Comment les administrer ?

Moment de prise

• Aspirine, clopidogrel, dipyridamole, ticagrélor : au cours ou en dehors d’un repas. Les comprimés de ticagrélor peuvent être écrasés et mélangés dans un demi-verre d’eau, bus immédiatement ; rincer le verre et boire le reste.

• Prasugrel : de préférence à jeun pour la dose de charge de 60 mg, puis indifféremment.

• Ticlopidine : lors du repas.

En cas d’oubli

• Clopidogrel : oubli < à 12 heures, prendre la dose oubliée puis la suivante à l’horaire habituel. Au-delà de 12 heures, ne pas rattraper, prendre la prochaine dose à l’horaire habituel.

• Prasugrel, ticagrélor : ne pas rattraper la prise.

Que dire aux patients ?

Repérer les signes

• Tout saignement inhabituel et/ou prolongé ou important impose un avis médical rapide. Repérer des signes d’hémorragie non visibles : malaise, hypotension, fatigue inhabituelle….

• Sous ticlopidine. Jaunisse, selles décolorées, urines foncées nécessitent de contacter le médecin. Idem en cas de fièvre, angine, ulcères buccaux afin de faire une NFS en urgence.

En cas d’intervention chirurgicale

En général, il n’est pas nécessaire d’arrêter le traitement pour des gestes à l’origine de saignements mineurs.

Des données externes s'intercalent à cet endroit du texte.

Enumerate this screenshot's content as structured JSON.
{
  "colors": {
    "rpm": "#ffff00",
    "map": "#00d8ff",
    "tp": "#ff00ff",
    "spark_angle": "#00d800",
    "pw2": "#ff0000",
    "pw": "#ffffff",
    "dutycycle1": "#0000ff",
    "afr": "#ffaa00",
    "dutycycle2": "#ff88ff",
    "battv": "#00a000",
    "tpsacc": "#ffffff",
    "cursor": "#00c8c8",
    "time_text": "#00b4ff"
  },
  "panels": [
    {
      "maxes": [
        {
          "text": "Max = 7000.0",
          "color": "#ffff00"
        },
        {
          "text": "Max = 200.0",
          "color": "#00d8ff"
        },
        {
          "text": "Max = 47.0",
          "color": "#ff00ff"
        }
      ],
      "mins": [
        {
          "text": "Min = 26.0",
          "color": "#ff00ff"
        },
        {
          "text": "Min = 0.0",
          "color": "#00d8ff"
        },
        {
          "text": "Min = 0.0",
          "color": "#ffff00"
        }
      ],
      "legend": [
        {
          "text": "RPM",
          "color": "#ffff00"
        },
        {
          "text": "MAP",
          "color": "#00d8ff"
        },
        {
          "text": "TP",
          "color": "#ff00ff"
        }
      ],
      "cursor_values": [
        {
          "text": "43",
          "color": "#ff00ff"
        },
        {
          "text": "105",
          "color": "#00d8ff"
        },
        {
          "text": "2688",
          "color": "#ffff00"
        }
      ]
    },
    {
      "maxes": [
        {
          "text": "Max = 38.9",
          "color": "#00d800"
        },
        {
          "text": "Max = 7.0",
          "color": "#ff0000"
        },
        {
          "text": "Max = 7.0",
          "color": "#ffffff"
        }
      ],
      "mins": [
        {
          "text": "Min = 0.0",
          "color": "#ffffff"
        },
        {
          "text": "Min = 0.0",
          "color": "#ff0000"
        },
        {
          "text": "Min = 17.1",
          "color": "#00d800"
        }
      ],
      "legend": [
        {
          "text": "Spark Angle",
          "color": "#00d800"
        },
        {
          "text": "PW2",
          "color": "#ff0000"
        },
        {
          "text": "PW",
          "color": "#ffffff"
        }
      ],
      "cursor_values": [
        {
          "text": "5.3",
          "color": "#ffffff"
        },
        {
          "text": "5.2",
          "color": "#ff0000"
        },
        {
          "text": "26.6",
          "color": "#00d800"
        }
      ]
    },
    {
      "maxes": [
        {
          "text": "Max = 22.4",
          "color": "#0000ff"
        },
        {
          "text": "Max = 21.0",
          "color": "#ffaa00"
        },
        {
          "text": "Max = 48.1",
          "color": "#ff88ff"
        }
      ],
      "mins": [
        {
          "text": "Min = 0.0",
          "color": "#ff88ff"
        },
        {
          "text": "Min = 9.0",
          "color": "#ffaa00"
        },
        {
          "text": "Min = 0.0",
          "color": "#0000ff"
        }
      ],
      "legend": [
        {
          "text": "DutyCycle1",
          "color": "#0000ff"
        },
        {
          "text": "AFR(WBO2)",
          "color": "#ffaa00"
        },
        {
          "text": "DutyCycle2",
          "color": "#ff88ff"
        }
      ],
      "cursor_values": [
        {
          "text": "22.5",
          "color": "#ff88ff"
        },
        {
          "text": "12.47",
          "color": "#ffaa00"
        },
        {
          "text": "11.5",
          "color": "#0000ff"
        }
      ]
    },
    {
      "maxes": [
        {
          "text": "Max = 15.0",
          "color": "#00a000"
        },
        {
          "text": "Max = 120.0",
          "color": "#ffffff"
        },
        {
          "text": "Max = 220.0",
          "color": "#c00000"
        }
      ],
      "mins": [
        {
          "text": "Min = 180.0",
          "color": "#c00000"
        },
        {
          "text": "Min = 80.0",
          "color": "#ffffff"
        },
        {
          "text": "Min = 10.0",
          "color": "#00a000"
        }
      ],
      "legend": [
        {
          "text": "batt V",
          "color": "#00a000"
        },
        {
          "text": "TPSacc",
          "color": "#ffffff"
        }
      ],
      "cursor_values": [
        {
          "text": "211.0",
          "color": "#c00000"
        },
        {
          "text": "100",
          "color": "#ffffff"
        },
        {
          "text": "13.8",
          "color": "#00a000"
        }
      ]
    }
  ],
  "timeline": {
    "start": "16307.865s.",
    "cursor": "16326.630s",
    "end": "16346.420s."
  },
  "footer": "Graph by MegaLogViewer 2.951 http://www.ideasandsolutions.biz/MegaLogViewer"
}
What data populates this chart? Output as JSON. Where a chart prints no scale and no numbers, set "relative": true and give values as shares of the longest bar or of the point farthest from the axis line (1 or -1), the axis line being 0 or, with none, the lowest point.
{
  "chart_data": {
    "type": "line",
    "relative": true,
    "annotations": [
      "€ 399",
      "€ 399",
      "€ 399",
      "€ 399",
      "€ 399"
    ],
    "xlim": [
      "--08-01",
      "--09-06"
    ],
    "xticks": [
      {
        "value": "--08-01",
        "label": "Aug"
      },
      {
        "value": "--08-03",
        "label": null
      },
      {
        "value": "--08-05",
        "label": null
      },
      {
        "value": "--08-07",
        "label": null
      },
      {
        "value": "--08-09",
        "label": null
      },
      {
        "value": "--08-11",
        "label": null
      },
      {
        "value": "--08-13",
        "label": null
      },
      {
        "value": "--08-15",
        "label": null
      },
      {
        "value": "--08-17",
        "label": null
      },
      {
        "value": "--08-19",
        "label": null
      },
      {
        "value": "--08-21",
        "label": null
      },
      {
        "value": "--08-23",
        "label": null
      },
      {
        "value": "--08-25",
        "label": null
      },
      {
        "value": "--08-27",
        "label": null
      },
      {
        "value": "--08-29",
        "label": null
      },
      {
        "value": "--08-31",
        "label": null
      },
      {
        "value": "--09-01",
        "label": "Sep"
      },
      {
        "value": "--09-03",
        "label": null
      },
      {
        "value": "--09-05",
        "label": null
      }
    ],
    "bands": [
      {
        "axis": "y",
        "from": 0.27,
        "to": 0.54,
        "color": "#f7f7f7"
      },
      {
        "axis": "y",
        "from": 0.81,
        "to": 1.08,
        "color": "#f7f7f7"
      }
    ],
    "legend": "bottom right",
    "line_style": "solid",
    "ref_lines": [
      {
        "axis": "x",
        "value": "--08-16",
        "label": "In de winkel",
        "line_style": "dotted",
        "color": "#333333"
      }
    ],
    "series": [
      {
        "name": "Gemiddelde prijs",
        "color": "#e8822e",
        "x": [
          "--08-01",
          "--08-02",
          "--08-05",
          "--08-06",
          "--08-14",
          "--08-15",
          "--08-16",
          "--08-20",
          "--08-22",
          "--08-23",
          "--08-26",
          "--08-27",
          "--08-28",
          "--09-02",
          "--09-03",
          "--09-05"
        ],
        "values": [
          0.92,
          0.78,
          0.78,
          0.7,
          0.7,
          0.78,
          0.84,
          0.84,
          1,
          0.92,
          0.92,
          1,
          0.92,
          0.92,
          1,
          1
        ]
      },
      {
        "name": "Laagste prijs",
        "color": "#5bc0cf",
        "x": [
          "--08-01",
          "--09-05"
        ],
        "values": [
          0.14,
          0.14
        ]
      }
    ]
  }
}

En cas d’intervention programmée ou de geste invasif, toujours mentionner l’antiagrégant, la décision de le suspendre étant évaluée au cas par cas. L’arrêt éventuel se fait au moins trois jours avant pour l’aspirine et cinq à sept jours avant pour clopidogrel, ticagrelor et prasugrel.

Y a-t-il un suivi ?

Non, contrairement aux AVK.

Antiagrégants hospitaliers Eptifibatide (Intégrilin), tirofiban (Agrastat), abciximab (Réopro) sont des inhibiteurs du récepteur GPIIb/IIIa. Utilisés à l’hôpital en perfusion, ils agissent sur la dernière étape de l’agrégation plaquettaire. La glycoprotéine membranaire plaquettaire IIb-IIIa (GPIIb-IIIa) est un récepteur des protéines d’adhésion. Elle est impliquée dans les phénomènes d’adhésion et d’agrégation plaquettaire.

Vocabulaire

Angioplastie : intervention qui consiste à introduire dans une artère, sous contrôle radiographique, un cathéter muni d’un ballonnet gonflable pour améliorer le flux sanguin.

Stent : ressort en métal qui maintient le diamètre de l’artère après angioplastie.

Purpura thrombopénique thrombotique : rare mais potentiellement mortelle, cette affection est caractérisée par une thrombopénie, une anémie hémolytique, des troubles neurologiques et de la fonction rénale ou de la fièvre.